4.3.2. PARP Inhibitors
Preclinical and clinical evidence showed that the co-inhibition of the AR axis and PARP generates a combined anti-tumor effect: PARP is involved in the positive co-regulation of AR signaling, and thus, PARP/AR signaling co-inhibition leads to enhanced AR target gene suppression; moreover, treatment with NHAs inhibits the transcription of some DDR genes, inducing synthetic lethality due to cancer cells’ inability to repair DNA, even in patients without any DDR alterations
[52]. The combination of the PARPi olaparib with abiraterone is FDA- and EMA-approved as a first-line treatment of mCRPC if chemotherapy is not clinically indicated, according to the results of PROPEL
[53]. The combination of the PARPis talazoparib and enzalutamide was recently FDA-approved as a first-line treatment for men with homologous recombination repair (HRR) gene-mutated mCRPC, according to TALAPRO-2
[54]. The association of the PARPi niraparib with abiraterone was evaluated both in patients with and without HRR gene-altered mCRPC in the phase III MAGNITUDE trial
[55]. Differently from PROPEL, the superiority of the experimental treatment over the control arm (abiraterone plus placebo) was demonstrated only in the cohort with HHR gene-altered mCRPC, while in the HRR proficient cohort, futility was confirmed per the prespecified criteria.
4.3.3. AKT Inhibitors
Inactivation of the tumor suppressor gene
PTEN via deletion or mutation is frequent in PC, especially in late-stage tumors. PTEN loss of function determines PI3K/AKT signaling pathway activation and suppression of AR transcriptional output. AKTi activates AR signaling, suggesting the potential efficacy of the inhibition of both PI3K and AR signaling pathways
[56]. Evidence supporting this association came from the phase III trial IPATential150
[57], which demonstrated that the AKTi ipatasertib, in association with abiraterone, improved the rPFS in patients with mCRPC and PTEN-loss. CAPItello-281 (NCT04493853)

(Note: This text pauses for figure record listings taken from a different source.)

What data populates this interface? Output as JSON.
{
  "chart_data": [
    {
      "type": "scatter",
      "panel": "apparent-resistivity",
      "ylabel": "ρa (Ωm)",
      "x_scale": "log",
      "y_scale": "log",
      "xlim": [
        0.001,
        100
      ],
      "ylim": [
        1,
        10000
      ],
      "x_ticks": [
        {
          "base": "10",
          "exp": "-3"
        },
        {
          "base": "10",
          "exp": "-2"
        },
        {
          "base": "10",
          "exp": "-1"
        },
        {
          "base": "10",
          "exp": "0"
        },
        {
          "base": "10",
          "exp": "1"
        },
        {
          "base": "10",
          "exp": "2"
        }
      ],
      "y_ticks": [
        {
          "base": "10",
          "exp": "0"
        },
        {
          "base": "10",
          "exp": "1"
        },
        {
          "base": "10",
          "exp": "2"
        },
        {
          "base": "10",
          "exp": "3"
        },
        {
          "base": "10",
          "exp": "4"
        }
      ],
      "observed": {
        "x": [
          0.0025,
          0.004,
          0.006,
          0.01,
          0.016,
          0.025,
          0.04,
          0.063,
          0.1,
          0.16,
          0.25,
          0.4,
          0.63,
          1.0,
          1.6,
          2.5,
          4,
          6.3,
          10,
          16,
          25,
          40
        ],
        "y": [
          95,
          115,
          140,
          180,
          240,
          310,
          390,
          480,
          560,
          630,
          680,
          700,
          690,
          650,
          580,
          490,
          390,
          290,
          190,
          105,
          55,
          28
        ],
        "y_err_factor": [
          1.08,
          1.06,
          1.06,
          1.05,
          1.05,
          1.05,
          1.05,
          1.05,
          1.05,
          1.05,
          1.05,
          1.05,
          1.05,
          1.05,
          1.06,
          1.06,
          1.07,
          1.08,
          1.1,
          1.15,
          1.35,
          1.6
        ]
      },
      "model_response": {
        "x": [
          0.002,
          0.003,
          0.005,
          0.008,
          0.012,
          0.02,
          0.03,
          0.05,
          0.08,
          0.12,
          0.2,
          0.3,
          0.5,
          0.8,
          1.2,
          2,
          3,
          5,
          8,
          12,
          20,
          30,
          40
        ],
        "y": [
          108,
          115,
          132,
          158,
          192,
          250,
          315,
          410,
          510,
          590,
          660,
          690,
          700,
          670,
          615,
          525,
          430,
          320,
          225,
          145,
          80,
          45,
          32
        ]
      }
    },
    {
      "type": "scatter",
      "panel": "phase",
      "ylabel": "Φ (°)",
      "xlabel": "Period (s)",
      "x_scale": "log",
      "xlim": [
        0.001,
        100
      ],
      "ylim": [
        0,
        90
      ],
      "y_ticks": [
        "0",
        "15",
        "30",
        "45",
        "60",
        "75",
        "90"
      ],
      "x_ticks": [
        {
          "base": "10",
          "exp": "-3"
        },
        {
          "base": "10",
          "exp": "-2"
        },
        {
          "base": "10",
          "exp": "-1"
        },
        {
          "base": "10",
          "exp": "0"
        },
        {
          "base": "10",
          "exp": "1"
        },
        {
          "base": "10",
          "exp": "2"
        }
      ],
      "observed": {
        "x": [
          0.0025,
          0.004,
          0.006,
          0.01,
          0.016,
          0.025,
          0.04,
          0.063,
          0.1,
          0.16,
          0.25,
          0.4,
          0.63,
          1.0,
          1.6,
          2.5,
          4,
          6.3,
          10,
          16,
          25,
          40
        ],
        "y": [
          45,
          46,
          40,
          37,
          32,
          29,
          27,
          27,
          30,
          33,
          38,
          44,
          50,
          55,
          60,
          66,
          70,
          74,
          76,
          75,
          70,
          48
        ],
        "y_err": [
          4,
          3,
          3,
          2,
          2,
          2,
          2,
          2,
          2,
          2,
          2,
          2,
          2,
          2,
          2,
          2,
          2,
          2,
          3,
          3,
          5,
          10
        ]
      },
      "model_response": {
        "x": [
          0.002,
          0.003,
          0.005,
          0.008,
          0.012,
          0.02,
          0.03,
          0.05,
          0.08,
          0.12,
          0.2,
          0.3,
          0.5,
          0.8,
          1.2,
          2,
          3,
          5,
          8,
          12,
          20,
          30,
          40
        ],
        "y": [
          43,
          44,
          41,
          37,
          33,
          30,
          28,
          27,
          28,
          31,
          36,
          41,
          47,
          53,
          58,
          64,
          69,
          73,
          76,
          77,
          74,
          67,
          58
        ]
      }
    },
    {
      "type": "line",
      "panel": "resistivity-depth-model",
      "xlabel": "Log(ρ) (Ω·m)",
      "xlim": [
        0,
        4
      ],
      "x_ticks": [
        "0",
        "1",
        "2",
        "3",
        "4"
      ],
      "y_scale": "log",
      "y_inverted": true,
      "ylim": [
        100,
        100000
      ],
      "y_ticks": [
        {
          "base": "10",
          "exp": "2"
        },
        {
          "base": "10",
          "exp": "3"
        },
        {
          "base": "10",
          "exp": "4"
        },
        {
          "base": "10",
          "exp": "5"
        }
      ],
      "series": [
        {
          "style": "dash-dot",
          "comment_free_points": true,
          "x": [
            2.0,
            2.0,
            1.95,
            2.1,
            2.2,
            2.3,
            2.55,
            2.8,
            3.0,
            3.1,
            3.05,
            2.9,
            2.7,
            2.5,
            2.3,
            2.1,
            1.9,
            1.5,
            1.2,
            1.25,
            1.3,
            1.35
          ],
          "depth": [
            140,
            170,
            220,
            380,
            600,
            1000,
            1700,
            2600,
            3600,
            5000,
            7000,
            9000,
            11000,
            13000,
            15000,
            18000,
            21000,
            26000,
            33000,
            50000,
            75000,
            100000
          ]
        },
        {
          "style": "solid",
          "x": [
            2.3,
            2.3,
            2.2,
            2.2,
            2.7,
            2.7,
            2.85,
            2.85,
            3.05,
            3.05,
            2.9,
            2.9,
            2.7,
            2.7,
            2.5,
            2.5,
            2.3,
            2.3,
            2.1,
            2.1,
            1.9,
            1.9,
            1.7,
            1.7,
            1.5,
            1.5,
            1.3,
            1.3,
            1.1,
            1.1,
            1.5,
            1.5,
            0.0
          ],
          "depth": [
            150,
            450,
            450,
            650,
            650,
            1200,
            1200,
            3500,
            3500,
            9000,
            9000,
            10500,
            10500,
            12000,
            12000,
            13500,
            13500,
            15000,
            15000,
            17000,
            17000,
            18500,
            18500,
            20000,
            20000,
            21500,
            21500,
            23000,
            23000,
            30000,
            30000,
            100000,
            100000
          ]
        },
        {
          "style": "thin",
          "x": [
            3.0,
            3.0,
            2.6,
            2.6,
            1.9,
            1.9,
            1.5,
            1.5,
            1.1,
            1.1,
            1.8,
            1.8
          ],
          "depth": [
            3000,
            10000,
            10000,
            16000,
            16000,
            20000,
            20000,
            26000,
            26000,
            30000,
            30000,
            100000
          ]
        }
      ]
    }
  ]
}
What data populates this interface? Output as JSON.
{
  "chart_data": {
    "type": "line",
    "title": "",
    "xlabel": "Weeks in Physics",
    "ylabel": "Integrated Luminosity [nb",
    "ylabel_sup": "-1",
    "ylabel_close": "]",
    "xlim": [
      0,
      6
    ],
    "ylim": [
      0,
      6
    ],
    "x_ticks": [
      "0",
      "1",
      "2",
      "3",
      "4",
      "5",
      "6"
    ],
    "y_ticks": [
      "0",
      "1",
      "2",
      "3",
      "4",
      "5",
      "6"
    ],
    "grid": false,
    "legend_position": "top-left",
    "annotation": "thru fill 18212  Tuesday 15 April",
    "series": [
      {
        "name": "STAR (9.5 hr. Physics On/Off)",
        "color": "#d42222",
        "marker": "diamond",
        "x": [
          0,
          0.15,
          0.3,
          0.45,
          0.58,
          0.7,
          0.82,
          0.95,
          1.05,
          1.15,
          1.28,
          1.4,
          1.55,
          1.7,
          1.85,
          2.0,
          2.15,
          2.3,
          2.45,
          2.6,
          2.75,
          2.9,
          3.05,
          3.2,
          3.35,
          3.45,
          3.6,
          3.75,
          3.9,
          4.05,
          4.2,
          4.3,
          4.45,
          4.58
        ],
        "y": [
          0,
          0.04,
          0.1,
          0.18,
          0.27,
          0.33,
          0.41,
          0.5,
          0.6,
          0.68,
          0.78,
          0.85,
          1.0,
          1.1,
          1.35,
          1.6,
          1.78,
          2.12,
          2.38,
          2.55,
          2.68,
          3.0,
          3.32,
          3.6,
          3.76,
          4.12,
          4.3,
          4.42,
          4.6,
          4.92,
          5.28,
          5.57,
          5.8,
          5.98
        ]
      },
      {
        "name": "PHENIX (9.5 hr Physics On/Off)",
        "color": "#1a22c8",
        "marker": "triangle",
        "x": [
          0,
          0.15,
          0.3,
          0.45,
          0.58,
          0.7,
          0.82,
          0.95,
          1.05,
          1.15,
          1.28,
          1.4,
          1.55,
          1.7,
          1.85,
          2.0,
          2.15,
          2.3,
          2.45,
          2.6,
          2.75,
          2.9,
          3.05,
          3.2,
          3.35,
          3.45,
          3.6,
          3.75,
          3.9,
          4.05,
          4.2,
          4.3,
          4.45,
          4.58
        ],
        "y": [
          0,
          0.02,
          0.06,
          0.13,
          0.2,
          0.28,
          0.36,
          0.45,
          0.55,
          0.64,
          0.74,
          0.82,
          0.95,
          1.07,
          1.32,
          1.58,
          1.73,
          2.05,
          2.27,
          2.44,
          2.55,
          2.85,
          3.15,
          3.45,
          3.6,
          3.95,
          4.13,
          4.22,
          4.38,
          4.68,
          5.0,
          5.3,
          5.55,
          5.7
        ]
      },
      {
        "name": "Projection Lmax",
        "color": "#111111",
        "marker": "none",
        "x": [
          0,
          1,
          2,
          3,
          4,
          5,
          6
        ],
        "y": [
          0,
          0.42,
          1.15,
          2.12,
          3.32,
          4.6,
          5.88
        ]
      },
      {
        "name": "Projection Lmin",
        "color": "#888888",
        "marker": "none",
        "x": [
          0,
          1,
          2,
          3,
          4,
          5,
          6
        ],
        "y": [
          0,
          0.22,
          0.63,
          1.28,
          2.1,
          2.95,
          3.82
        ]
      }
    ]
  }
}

[58], which is a randomized double-blind trial, will test the AKTi capivasertib. Approximately 1000 patients with PTEN-deficient mHSPC, as demonstrated using tissue immunohistochemistry (IHC), will be randomized 1:1 to receive capivasertib or a placebo in association with abiraterone. The primary endpoint will be the rPFS.
5. Conclusions
The road toward personalized treatment for de novo mHSPC is still long, considering that the randomized clinical trials, which have furnished the basis of the current therapeutic options, stratified patients according to clinical criteria that did not necessarily reflect the biological rationale of the chosen therapy. Transcriptomic profiling of mHSPC revealed a predominance of aggressive and poor prognosis subtypes, but its role as a predictive biomarker requires further validation. Even though many of the genomic alterations detected in mHSPC are regarded as predictive in mCRPC, it remains to be ascertained how these alterations can be exploited in the mHSPC setting. In this sense, the ProBio (NCT03903835) trial, which is randomizing both mHSPC and mCRPC to receive SOC following national guidelines (control arm) or therapies based on a biomarker signature obtained from diagnostic tissue or liquid biopsy profiling (experimental arm), will probably provide a prospective evaluation of biomarker-driven treatments.